There are 2 further, major blockers to get past the low hanging fruit phase. These are the levels of openness of research data and the metadata quality. This is a multi-dimensional problem that draws upon regional differences, subject differences and institutional differences. Pharmaceutical companies will over time benefit from open research data generated by public funding, without the need to contribute in return. Thus, commercial entities may end up with richer data sources, from which to build upon. Likewise, the gulf between subject specific repositories like genbank (single file formats with very descriptive subject specific curated metadata) and generalist repositories (uncurated generic metadata schemas) means that we may have metadata quality-base tiers of academic data. We may also have silos of knowledge which favour those who top up their models with in-house, closed data. Significantly, the private sector, including pharmaceutical companies, have a much more consistent approach when it comes to metadata requirements. One of the benefits of the top-down managed commercial sector over the bottom up, individualistic approach of academia.
There are strong motivators for pharmaceutical companies to share data transparently. Doing so can improve public perception and trust. This is particularly important in sensitive areas like vaccine development or treatments for major diseases. However, organisations like OpenTrials have demonstrated some of the reluctance to give up any competitor advantages. We also see in the chart above that the destination for research data can produce consistency problems. Some research areas, or even filetypes, are lucky to be supported by subject specific repositories. At Figshare, in line with community best practices, we advise researchers to publish in subject specific repositories where possible. If there are none available, then your University data repository (if they have one), is the next best bet – and finally a generalist repository. The reason for this recommendation is that the support for researchers, and subsequent metadata quality is highest in subject-specific repositories. As it is unreasonable to expect funders to provide a subject-specific repository for every research type – in order to move more research data to the upper right quadrant of the above chart, we should encourage more resources for generalist repositories, or provide thematic repositories. That is, data repositories based around a specific subject, with subject specific metadata. This is a step up from generalist repository use.
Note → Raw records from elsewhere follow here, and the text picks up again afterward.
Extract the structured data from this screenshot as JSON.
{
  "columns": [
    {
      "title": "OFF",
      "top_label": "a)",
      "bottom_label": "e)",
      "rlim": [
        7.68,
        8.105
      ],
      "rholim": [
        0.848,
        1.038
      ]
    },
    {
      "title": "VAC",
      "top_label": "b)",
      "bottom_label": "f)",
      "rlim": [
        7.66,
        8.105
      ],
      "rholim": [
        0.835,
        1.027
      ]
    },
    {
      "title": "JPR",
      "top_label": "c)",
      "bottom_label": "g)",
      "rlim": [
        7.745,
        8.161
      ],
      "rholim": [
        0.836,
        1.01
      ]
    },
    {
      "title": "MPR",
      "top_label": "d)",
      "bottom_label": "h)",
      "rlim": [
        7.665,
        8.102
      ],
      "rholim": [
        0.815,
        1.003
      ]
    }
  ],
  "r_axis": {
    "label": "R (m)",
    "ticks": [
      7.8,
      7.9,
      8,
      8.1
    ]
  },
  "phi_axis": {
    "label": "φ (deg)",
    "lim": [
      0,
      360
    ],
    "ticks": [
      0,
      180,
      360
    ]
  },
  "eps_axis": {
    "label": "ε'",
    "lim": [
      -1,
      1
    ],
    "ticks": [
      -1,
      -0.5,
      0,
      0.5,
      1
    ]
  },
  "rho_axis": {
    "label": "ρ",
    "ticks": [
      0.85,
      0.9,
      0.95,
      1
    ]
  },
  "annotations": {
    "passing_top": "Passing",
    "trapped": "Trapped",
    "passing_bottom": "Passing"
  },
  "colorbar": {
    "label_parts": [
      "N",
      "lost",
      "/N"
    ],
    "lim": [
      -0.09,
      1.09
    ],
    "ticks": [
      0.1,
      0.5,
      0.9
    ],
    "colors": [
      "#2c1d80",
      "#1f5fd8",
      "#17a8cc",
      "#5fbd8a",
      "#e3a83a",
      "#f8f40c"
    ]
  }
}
As the research data opportunity for low hanging research advances, progress may be delayed whilst we try to normalise the approach at the subject, country and organisational-type level. We should however celebrate the progress that has been made in the last decade. There is a huge amount to be gained by addressing the fragmented set up we currently have. Fortunately, we have a solid framework with global buy-in in FAIR. We are moving forward in good open data publishing from all angles, from funding to training. As such, research data has a monumental opportunity to become un-fragmented in a way that the traditional publication may never get to!